E) After getting dragged out of the direct sunlight (which causes fireballs to bounce around mere moments after it hits, by the way), where he'd been lying for, what, a minute? Two minutes? Thirty seconds? Doesn't matter, it's impossible. Anywho, after getting dragged out by the other guy (I'm not sure how you spell the name of his race. Furyon? Furian? Furion? Feureion?), he stands there in the cool shade while the other guy gets obliterated by walking scant few yards outside. Umm, seems to me his skin should have been melting off his bones just being within a hundreds yards of that inferno. But that's just me.

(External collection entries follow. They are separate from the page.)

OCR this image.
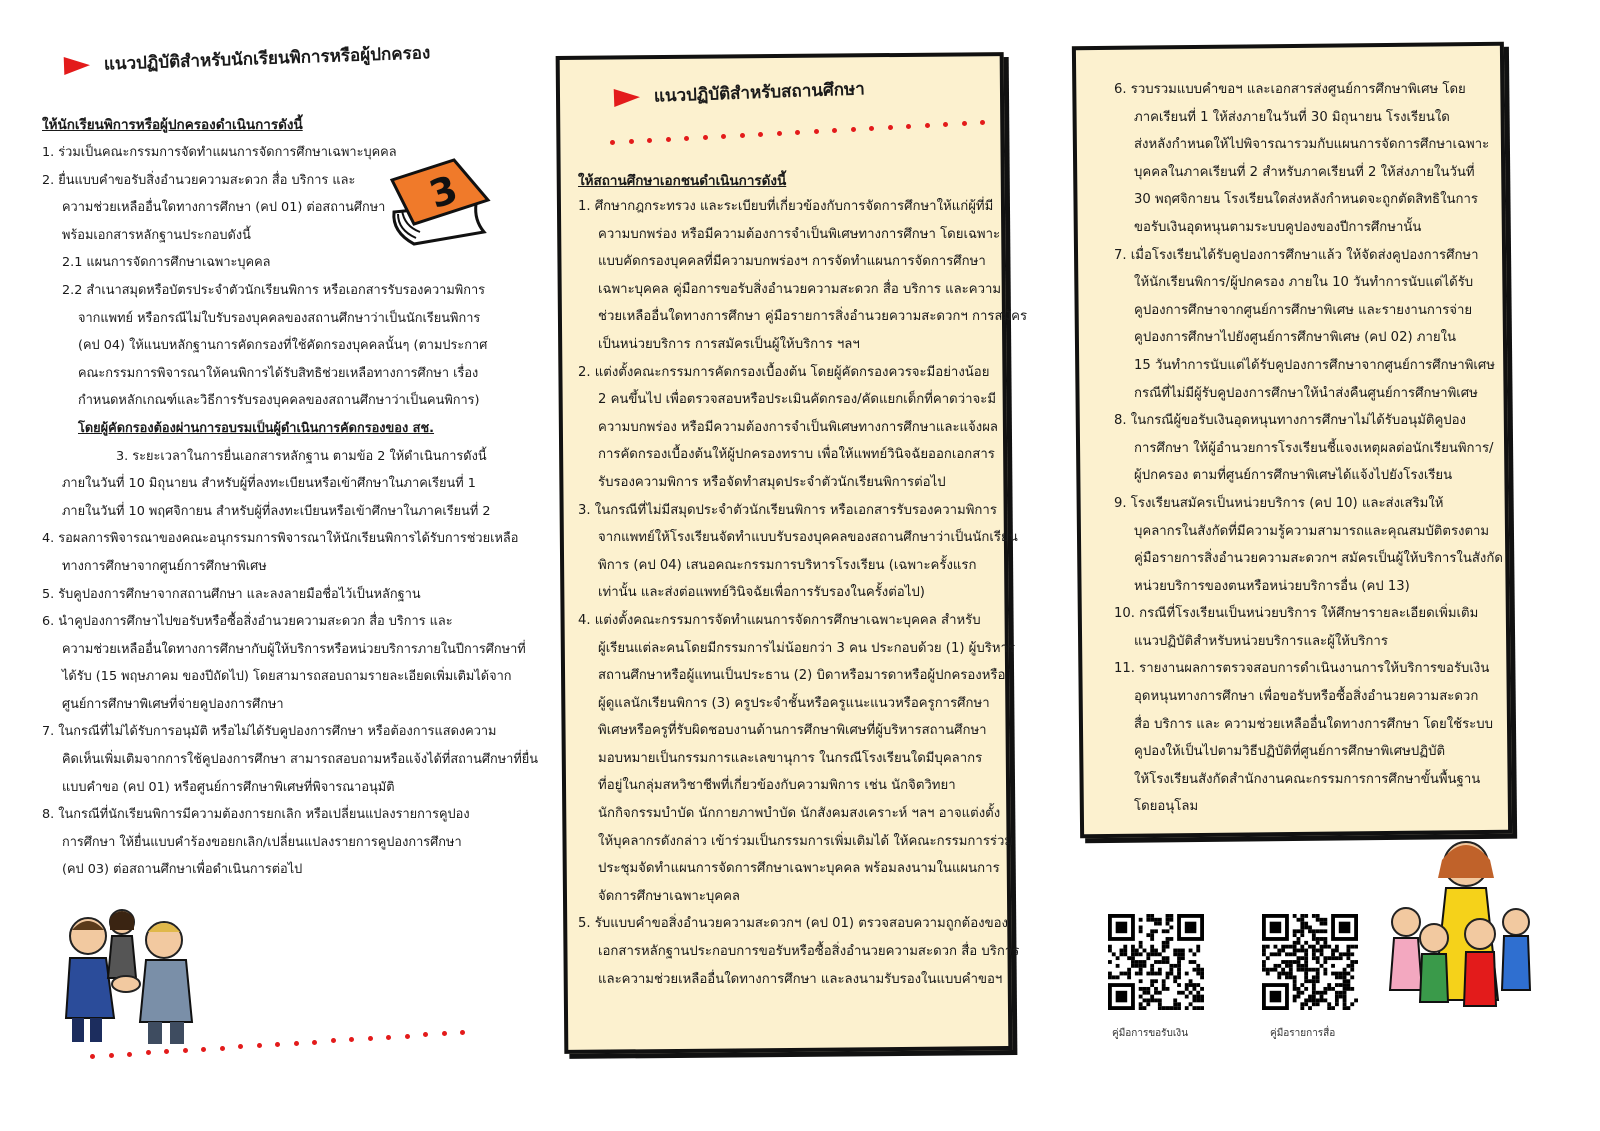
แนวปฏิบัติสำหรับนักเรียนพิการหรือผู้ปกครอง
ให้นักเรียนพิการหรือผู้ปกครองดำเนินการดังนี้
1. ร่วมเป็นคณะกรรมการจัดทำแผนการจัดการศึกษาเฉพาะบุคคล
2. ยื่นแบบคำขอรับสิ่งอำนวยความสะดวก สื่อ บริการ และ
ความช่วยเหลืออื่นใดทางการศึกษา (คป 01) ต่อสถานศึกษา
พร้อมเอกสารหลักฐานประกอบดังนี้
2.1 แผนการจัดการศึกษาเฉพาะบุคคล
2.2 สำเนาสมุดหรือบัตรประจำตัวนักเรียนพิการ หรือเอกสารรับรองความพิการ
จากแพทย์ หรือกรณีไม่ใบรับรองบุคคลของสถานศึกษาว่าเป็นนักเรียนพิการ
(คป 04) ให้แนบหลักฐานการคัดกรองที่ใช้คัดกรองบุคคลนั้นๆ (ตามประกาศ
คณะกรรมการพิจารณาให้คนพิการได้รับสิทธิช่วยเหลือทางการศึกษา เรื่อง
กำหนดหลักเกณฑ์และวิธีการรับรองบุคคลของสถานศึกษาว่าเป็นคนพิการ)
โดยผู้คัดกรองต้องผ่านการอบรมเป็นผู้ดำเนินการคัดกรองของ สช.
3. ระยะเวลาในการยื่นเอกสารหลักฐาน ตามข้อ 2 ให้ดำเนินการดังนี้
ภายในวันที่ 10 มิถุนายน สำหรับผู้ที่ลงทะเบียนหรือเข้าศึกษาในภาคเรียนที่ 1
ภายในวันที่ 10 พฤศจิกายน สำหรับผู้ที่ลงทะเบียนหรือเข้าศึกษาในภาคเรียนที่ 2
4. รอผลการพิจารณาของคณะอนุกรรมการพิจารณาให้นักเรียนพิการได้รับการช่วยเหลือ
ทางการศึกษาจากศูนย์การศึกษาพิเศษ
5. รับคูปองการศึกษาจากสถานศึกษา และลงลายมือชื่อไว้เป็นหลักฐาน
6. นำคูปองการศึกษาไปขอรับหรือซื้อสิ่งอำนวยความสะดวก สื่อ บริการ และ
ความช่วยเหลืออื่นใดทางการศึกษากับผู้ให้บริการหรือหน่วยบริการภายในปีการศึกษาที่
ได้รับ (15 พฤษภาคม ของปีถัดไป) โดยสามารถสอบถามรายละเอียดเพิ่มเติมได้จาก
ศูนย์การศึกษาพิเศษที่จ่ายคูปองการศึกษา
7. ในกรณีที่ไม่ได้รับการอนุมัติ หรือไม่ได้รับคูปองการศึกษา หรือต้องการแสดงความ
คิดเห็นเพิ่มเติมจากการใช้คูปองการศึกษา สามารถสอบถามหรือแจ้งได้ที่สถานศึกษาที่ยื่น
แบบคำขอ (คป 01) หรือศูนย์การศึกษาพิเศษที่พิจารณาอนุมัติ
8. ในกรณีที่นักเรียนพิการมีความต้องการยกเลิก หรือเปลี่ยนแปลงรายการคูปอง
การศึกษา ให้ยื่นแบบคำร้องขอยกเลิก/เปลี่ยนแปลงรายการคูปองการศึกษา
(คป 03) ต่อสถานศึกษาเพื่อดำเนินการต่อไป
3
แนวปฏิบัติสำหรับสถานศึกษา
ให้สถานศึกษาเอกชนดำเนินการดังนี้
1. ศึกษากฎกระทรวง และระเบียบที่เกี่ยวข้องกับการจัดการศึกษาให้แก่ผู้ที่มี
ความบกพร่อง หรือมีความต้องการจำเป็นพิเศษทางการศึกษา โดยเฉพาะ
แบบคัดกรองบุคคลที่มีความบกพร่องฯ การจัดทำแผนการจัดการศึกษา
เฉพาะบุคคล คู่มือการขอรับสิ่งอำนวยความสะดวก สื่อ บริการ และความ
ช่วยเหลืออื่นใดทางการศึกษา คู่มือรายการสิ่งอำนวยความสะดวกฯ การสมัคร
เป็นหน่วยบริการ การสมัครเป็นผู้ให้บริการ ฯลฯ
2. แต่งตั้งคณะกรรมการคัดกรองเบื้องต้น โดยผู้คัดกรองควรจะมีอย่างน้อย
2 คนขึ้นไป เพื่อตรวจสอบหรือประเมินคัดกรอง/คัดแยกเด็กที่คาดว่าจะมี
ความบกพร่อง หรือมีความต้องการจำเป็นพิเศษทางการศึกษาและแจ้งผล
การคัดกรองเบื้องต้นให้ผู้ปกครองทราบ เพื่อให้แพทย์วินิจฉัยออกเอกสาร
รับรองความพิการ หรือจัดทำสมุดประจำตัวนักเรียนพิการต่อไป
3. ในกรณีที่ไม่มีสมุดประจำตัวนักเรียนพิการ หรือเอกสารรับรองความพิการ
จากแพทย์ให้โรงเรียนจัดทำแบบรับรองบุคคลของสถานศึกษาว่าเป็นนักเรียน
พิการ (คป 04) เสนอคณะกรรมการบริหารโรงเรียน (เฉพาะครั้งแรก
เท่านั้น และส่งต่อแพทย์วินิจฉัยเพื่อการรับรองในครั้งต่อไป)
4. แต่งตั้งคณะกรรมการจัดทำแผนการจัดการศึกษาเฉพาะบุคคล สำหรับ
ผู้เรียนแต่ละคนโดยมีกรรมการไม่น้อยกว่า 3 คน ประกอบด้วย (1) ผู้บริหาร
สถานศึกษาหรือผู้แทนเป็นประธาน (2) บิดาหรือมารดาหรือผู้ปกครองหรือ
ผู้ดูแลนักเรียนพิการ (3) ครูประจำชั้นหรือครูแนะแนวหรือครูการศึกษา
พิเศษหรือครูที่รับผิดชอบงานด้านการศึกษาพิเศษที่ผู้บริหารสถานศึกษา
มอบหมายเป็นกรรมการและเลขานุการ ในกรณีโรงเรียนใดมีบุคลากร
ที่อยู่ในกลุ่มสหวิชาชีพที่เกี่ยวข้องกับความพิการ เช่น นักจิตวิทยา
นักกิจกรรมบำบัด นักกายภาพบำบัด นักสังคมสงเคราะห์ ฯลฯ อาจแต่งตั้ง
ให้บุคลากรดังกล่าว เข้าร่วมเป็นกรรมการเพิ่มเติมได้ ให้คณะกรรมการร่วม
ประชุมจัดทำแผนการจัดการศึกษาเฉพาะบุคคล พร้อมลงนามในแผนการ
จัดการศึกษาเฉพาะบุคคล
5. รับแบบคำขอสิ่งอำนวยความสะดวกฯ (คป 01) ตรวจสอบความถูกต้องของ
เอกสารหลักฐานประกอบการขอรับหรือซื้อสิ่งอำนวยความสะดวก สื่อ บริการ
และความช่วยเหลืออื่นใดทางการศึกษา และลงนามรับรองในแบบคำขอฯ
6. รวบรวมแบบคำขอฯ และเอกสารส่งศูนย์การศึกษาพิเศษ โดย
ภาคเรียนที่ 1 ให้ส่งภายในวันที่ 30 มิถุนายน โรงเรียนใด
ส่งหลังกำหนดให้ไปพิจารณารวมกับแผนการจัดการศึกษาเฉพาะ
บุคคลในภาคเรียนที่ 2 สำหรับภาคเรียนที่ 2 ให้ส่งภายในวันที่
30 พฤศจิกายน โรงเรียนใดส่งหลังกำหนดจะถูกตัดสิทธิในการ
ขอรับเงินอุดหนุนตามระบบคูปองของปีการศึกษานั้น
7. เมื่อโรงเรียนได้รับคูปองการศึกษาแล้ว ให้จัดส่งคูปองการศึกษา
ให้นักเรียนพิการ/ผู้ปกครอง ภายใน 10 วันทำการนับแต่ได้รับ
คูปองการศึกษาจากศูนย์การศึกษาพิเศษ และรายงานการจ่าย
คูปองการศึกษาไปยังศูนย์การศึกษาพิเศษ (คป 02) ภายใน
15 วันทำการนับแต่ได้รับคูปองการศึกษาจากศูนย์การศึกษาพิเศษ
กรณีที่ไม่มีผู้รับคูปองการศึกษาให้นำส่งคืนศูนย์การศึกษาพิเศษ
8. ในกรณีผู้ขอรับเงินอุดหนุนทางการศึกษาไม่ได้รับอนุมัติคูปอง
การศึกษา ให้ผู้อำนวยการโรงเรียนชี้แจงเหตุผลต่อนักเรียนพิการ/
ผู้ปกครอง ตามที่ศูนย์การศึกษาพิเศษได้แจ้งไปยังโรงเรียน
9. โรงเรียนสมัครเป็นหน่วยบริการ (คป 10) และส่งเสริมให้
บุคลากรในสังกัดที่มีความรู้ความสามารถและคุณสมบัติตรงตาม
คู่มือรายการสิ่งอำนวยความสะดวกฯ สมัครเป็นผู้ให้บริการในสังกัด
หน่วยบริการของตนหรือหน่วยบริการอื่น (คป 13)
10. กรณีที่โรงเรียนเป็นหน่วยบริการ ให้ศึกษารายละเอียดเพิ่มเติม
แนวปฏิบัติสำหรับหน่วยบริการและผู้ให้บริการ
11. รายงานผลการตรวจสอบการดำเนินงานการให้บริการขอรับเงิน
อุดหนุนทางการศึกษา เพื่อขอรับหรือซื้อสิ่งอำนวยความสะดวก
สื่อ บริการ และ ความช่วยเหลืออื่นใดทางการศึกษา โดยใช้ระบบ
คูปองให้เป็นไปตามวิธีปฏิบัติที่ศูนย์การศึกษาพิเศษปฏิบัติ
ให้โรงเรียนสังกัดสำนักงานคณะกรรมการการศึกษาขั้นพื้นฐาน
โดยอนุโลม
คู่มือการขอรับเงิน	คู่มือรายการสื่อ
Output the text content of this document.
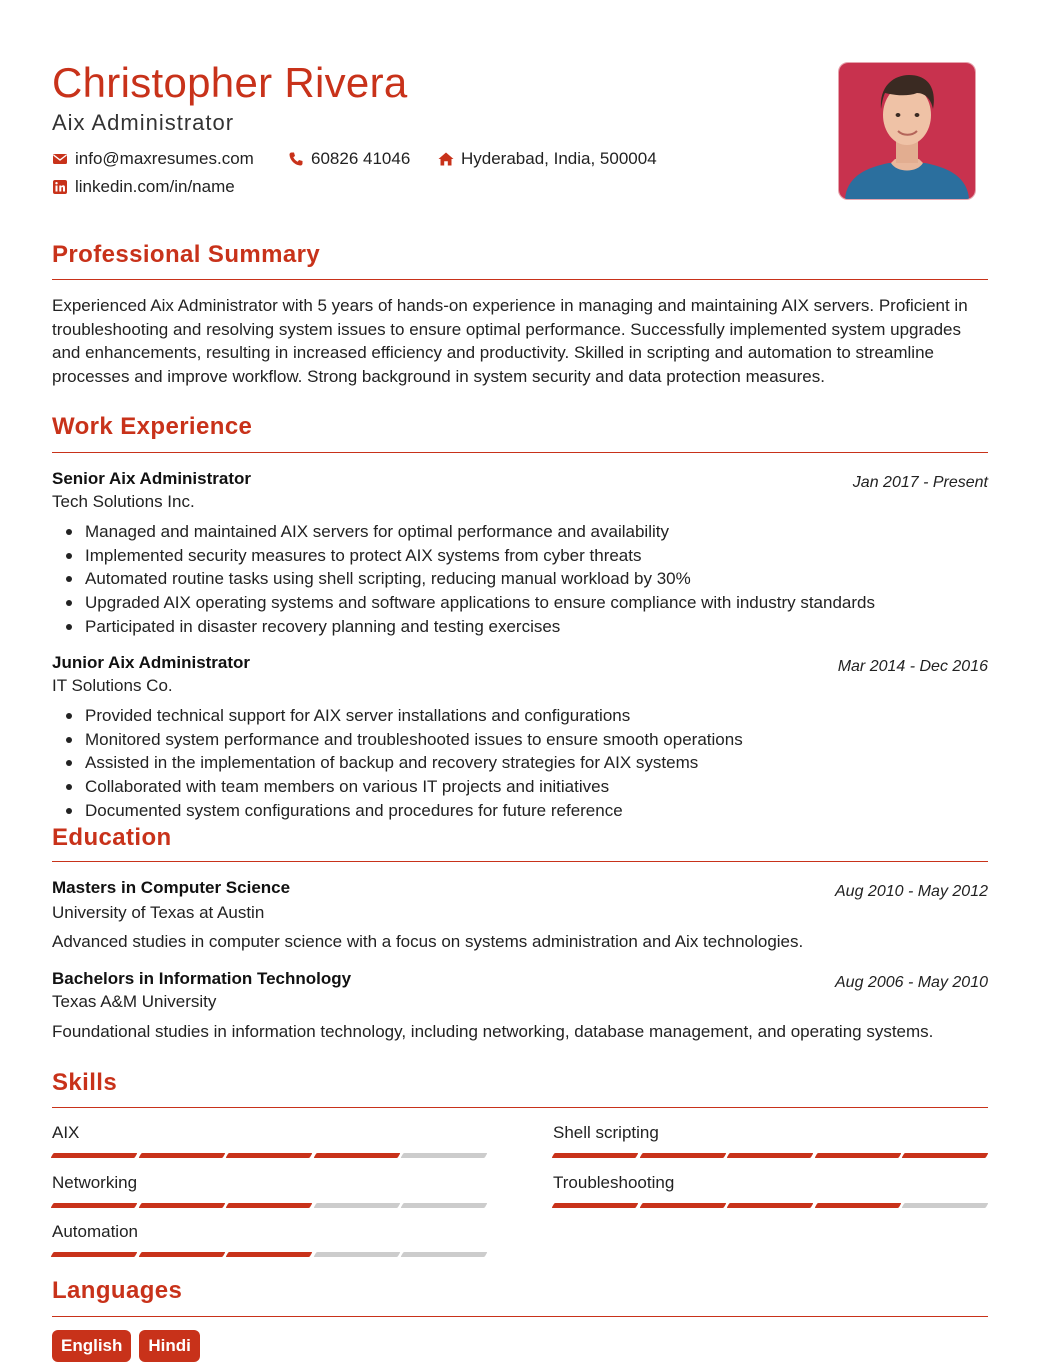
Christopher Rivera
Aix Administrator
info@maxresumes.com	60826 41046	Hyderabad, India, 500004
linkedin.com/in/name
Professional Summary

Experienced Aix Administrator with 5 years of hands-on experience in managing and maintaining AIX servers. Proficient in troubleshooting and resolving system issues to ensure optimal performance. Successfully implemented system upgrades and enhancements, resulting in increased efficiency and productivity. Skilled in scripting and automation to streamline processes and improve workflow. Strong background in system security and data protection measures.

Work Experience
Senior Aix Administrator	Jan 2017 - Present
Tech Solutions Inc.
Managed and maintained AIX servers for optimal performance and availability
Implemented security measures to protect AIX systems from cyber threats
Automated routine tasks using shell scripting, reducing manual workload by 30%
Upgraded AIX operating systems and software applications to ensure compliance with industry standards
Participated in disaster recovery planning and testing exercises
Junior Aix Administrator	Mar 2014 - Dec 2016
IT Solutions Co.
Provided technical support for AIX server installations and configurations
Monitored system performance and troubleshooted issues to ensure smooth operations
Assisted in the implementation of backup and recovery strategies for AIX systems
Collaborated with team members on various IT projects and initiatives
Documented system configurations and procedures for future reference
Education
Masters in Computer Science	Aug 2010 - May 2012
University of Texas at Austin

Advanced studies in computer science with a focus on systems administration and Aix technologies.

Bachelors in Information Technology	Aug 2006 - May 2010
Texas A&M University

Foundational studies in information technology, including networking, database management, and operating systems.

Skills
AIX	Shell scripting
Networking	Troubleshooting
Automation
Languages
English	Hindi
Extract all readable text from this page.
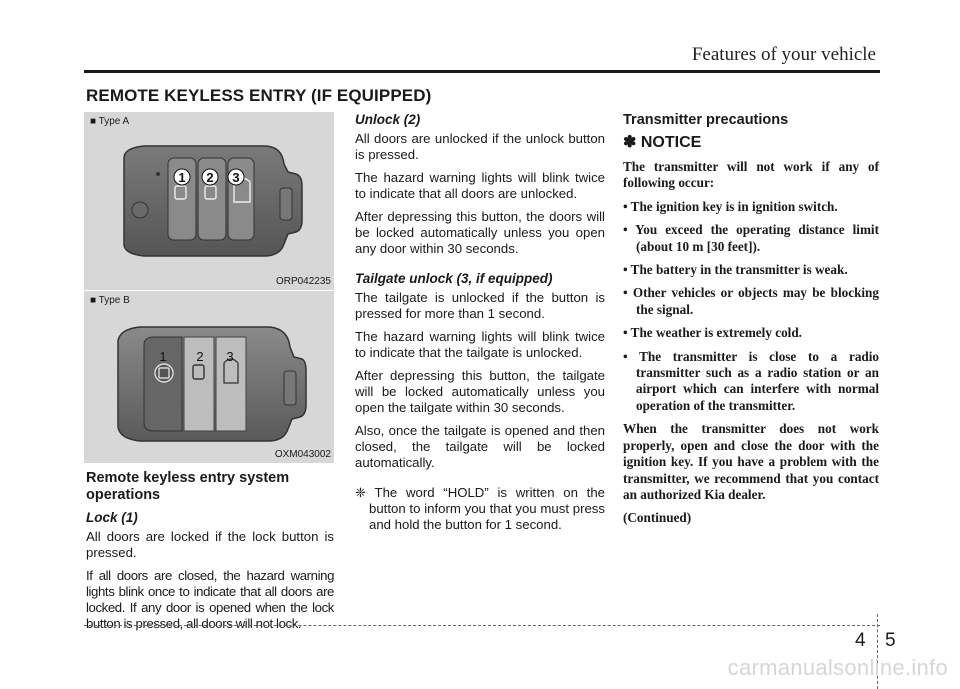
Features of your vehicle
REMOTE KEYLESS ENTRY (IF EQUIPPED)
■ Type A
1 2 3
ORP042235
■ Type B
1 2 3
OXM043002
Remote keyless entry system operations
Lock (1)

All doors are locked if the lock button is pressed.

If all doors are closed, the hazard warning lights blink once to indicate that all doors are locked. If any door is opened when the lock button is pressed, all doors will not lock.

Unlock (2)

All doors are unlocked if the unlock button is pressed.

The hazard warning lights will blink twice to indicate that all doors are unlocked.

After depressing this button, the doors will be locked automatically unless you open any door within 30 seconds.

Tailgate unlock (3, if equipped)

The tailgate is unlocked if the button is pressed for more than 1 second.

The hazard warning lights will blink twice to indicate that the tailgate is unlocked.

After depressing this button, the tailgate will be locked automatically unless you open the tailgate within 30 seconds.

Also, once the tailgate is opened and then closed, the tailgate will be locked automatically.

❈ The word “HOLD” is written on the button to inform you that you must press and hold the button for 1 second.

Transmitter precautions
✽ NOTICE

The transmitter will not work if any of following occur:

• The ignition key is in ignition switch.

• You exceed the operating distance limit (about 10 m [30 feet]).

• The battery in the transmitter is weak.

• Other vehicles or objects may be blocking the signal.

• The weather is extremely cold.

• The transmitter is close to a radio transmitter such as a radio station or an airport which can interfere with normal operation of the transmitter.

When the transmitter does not work properly, open and close the door with the ignition key. If you have a problem with the transmitter, we recommend that you contact an authorized Kia dealer.

(Continued)

4 5
carmanualsonline.info
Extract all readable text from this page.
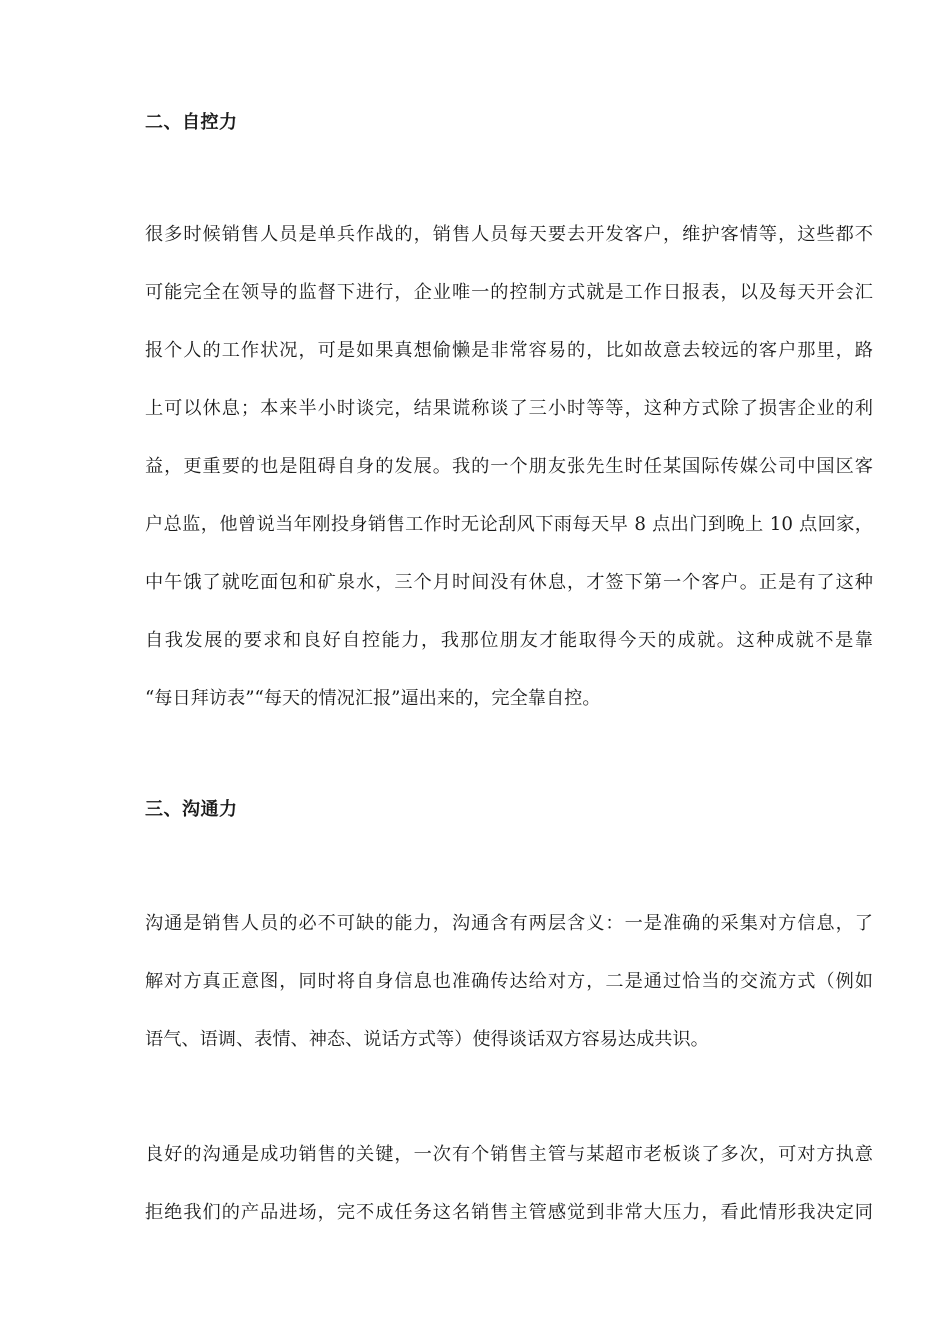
二、自控力
很多时候销售人员是单兵作战的，销售人员每天要去开发客户，维护客情等，这些都不
可能完全在领导的监督下进行，企业唯一的控制方式就是工作日报表，以及每天开会汇
报个人的工作状况，可是如果真想偷懒是非常容易的，比如故意去较远的客户那里，路
上可以休息；本来半小时谈完，结果谎称谈了三小时等等，这种方式除了损害企业的利
益，更重要的也是阻碍自身的发展。我的一个朋友张先生时任某国际传媒公司中国区客
户总监，他曾说当年刚投身销售工作时无论刮风下雨每天早 8 点出门到晚上 10 点回家，
中午饿了就吃面包和矿泉水，三个月时间没有休息，才签下第一个客户。正是有了这种
自我发展的要求和良好自控能力，我那位朋友才能取得今天的成就。这种成就不是靠
“每日拜访表”“每天的情况汇报”逼出来的，完全靠自控。
三、沟通力
沟通是销售人员的必不可缺的能力，沟通含有两层含义：一是准确的采集对方信息，了
解对方真正意图，同时将自身信息也准确传达给对方，二是通过恰当的交流方式（例如
语气、语调、表情、神态、说话方式等）使得谈话双方容易达成共识。
良好的沟通是成功销售的关键，一次有个销售主管与某超市老板谈了多次，可对方执意
拒绝我们的产品进场，完不成任务这名销售主管感觉到非常大压力，看此情形我决定同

And now for the legitimate, non-scientific, non-nit-picky gripe:
Oh yeah, and the whole thing that made Riddick cool in Pitch Black (that was the name of the movie, right?) was the fact that he had the cool eyes. They were very good about making the eyes shine in The Chronicles of Riddick, and having him take off his sunglasses to see in the dark, but they had him going without his glasses several times in light that would have blinded him in the first movie. Besides which, they didn't use his eyes to advance the plot whatsoever in the Chronicles. They were cool, you knew they were there, he used his nightvision to slaughter a few guards in a totally gratuitous display of violence near the beginning, but they never impacted the plot. Boo, I say. Way to take something that made him cool and downplay it until he's just another badass. I preferred the individuality, personally. It's almost like the writers gave up in the middle. Here are the Necromongers, so we know there's going to be darkness, right? Sounds like the perfect environment for Riddick. But no, they immediately abandon all efforts at giving him a niche in which to fit, and instead assign his super-badassness to some sort of racial heritage. BOOOO!!!! Some good action sequences, but overall, I give it a thumbs-down. If you don't have a clue who Riddick is, you might like the movie as just another action movie. But if you saw and liked Pitch Black (which I did), it's disappointing. Boo.

Okay, I'm done now. Peace, guys. Lemme know if anything cool is going on. I turn 22 in a week!